Billed as an immersive political comedy, the production pivots between semi-serious reenactment and slyly subversive farce.  The build up in Act I to the final speech in support of Wallace is a peak.  The show is never less than interesting and fascinating to follow.  If you enjoy bribes, secret meetings, spying, extramarital affairs, conniving and pettiness, there is much to gawk at during this political soap opera spoof.

The beginning of Act II takes a turn to a lighter, jokier comedic style which was less successful.  The Hot Dog Man (a very funny J.G. Grouzard) is front and center barking about his merchandise.  Bess Truman is portrayed by Daniel John Serpati in drag.  He’s certainly funny but a tad out of place.  The women playing men don’t camp up the drag nearly as big (or perhaps he was just the boldest impersonation).

There are some odd diversions along the way where these characters ponder what love is or toss up-to-date commentary into the mix.  “Stop it.  You’re like birds tweeting… use your mind.”  I did get a kick out of many of the witty asides in the script when they were politically insightful and sharply delivered.  A favorite:  “people love bullshit because people are simple.”

I sat in the Iowa section.  Many audience members were fanning themselves like you might see in a crowded, overheated convention hall.  It added to the realism but the fans served another purpose.  The inside of the Irondale Center is quite warm.  I advise you to dress appropriately.

Last week I saw Ms.

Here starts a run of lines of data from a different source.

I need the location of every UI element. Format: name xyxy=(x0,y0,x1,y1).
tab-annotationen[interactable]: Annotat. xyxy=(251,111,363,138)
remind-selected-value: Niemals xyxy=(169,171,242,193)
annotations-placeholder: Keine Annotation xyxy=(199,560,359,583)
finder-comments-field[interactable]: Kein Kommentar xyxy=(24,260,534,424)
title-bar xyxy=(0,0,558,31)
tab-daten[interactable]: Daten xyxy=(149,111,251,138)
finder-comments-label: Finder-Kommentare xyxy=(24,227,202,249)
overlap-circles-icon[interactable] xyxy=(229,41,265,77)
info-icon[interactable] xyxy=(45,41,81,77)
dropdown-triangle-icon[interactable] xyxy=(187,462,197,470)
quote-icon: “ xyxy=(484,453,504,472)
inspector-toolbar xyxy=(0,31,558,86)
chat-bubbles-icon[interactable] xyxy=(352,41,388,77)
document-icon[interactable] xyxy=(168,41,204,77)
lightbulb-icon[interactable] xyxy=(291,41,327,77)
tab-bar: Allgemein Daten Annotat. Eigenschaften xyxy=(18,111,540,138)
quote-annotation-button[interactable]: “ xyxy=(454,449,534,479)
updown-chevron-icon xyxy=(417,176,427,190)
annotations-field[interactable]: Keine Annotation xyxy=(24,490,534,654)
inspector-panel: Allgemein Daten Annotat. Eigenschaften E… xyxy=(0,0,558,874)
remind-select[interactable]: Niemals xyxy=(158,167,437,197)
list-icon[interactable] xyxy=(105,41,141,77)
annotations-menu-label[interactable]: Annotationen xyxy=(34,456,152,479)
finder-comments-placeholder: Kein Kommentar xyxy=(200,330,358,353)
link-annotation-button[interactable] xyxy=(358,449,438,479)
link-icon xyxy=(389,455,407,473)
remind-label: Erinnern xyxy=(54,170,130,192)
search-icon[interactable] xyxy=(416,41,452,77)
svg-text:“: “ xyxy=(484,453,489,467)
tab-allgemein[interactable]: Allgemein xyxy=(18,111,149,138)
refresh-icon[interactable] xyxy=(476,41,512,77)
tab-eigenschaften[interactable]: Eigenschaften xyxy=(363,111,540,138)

Blakk For President at Chicago’s Steppenwolf Theatre about the 1992 New York Democratic Convention.  Three days later I attended this Convention in NYC based on the 1944 Chicago Democratic Convention.  Kismet?  America’s politics may appear more theatrical today than ever before.  It’s a welcome time to let inspiring artists highlight some of the highs and lows of the democratic process.  We need to laugh at it sometimes to remain sane.

Convention can be recommended for its immersive experience and Shannon Fillion’s you-are-there direction.  Her massive cast has been orchestrated to make you feel like you are on the floor in the middle of the action.  Although clearly not intended, it would be interesting to see this same piece staged more traditionally with a gang of grandstanding older, white men.  Danny Rocco’s ambitious dramedy might then acquire a darker edge more pointedly skewering the political games played in the real world.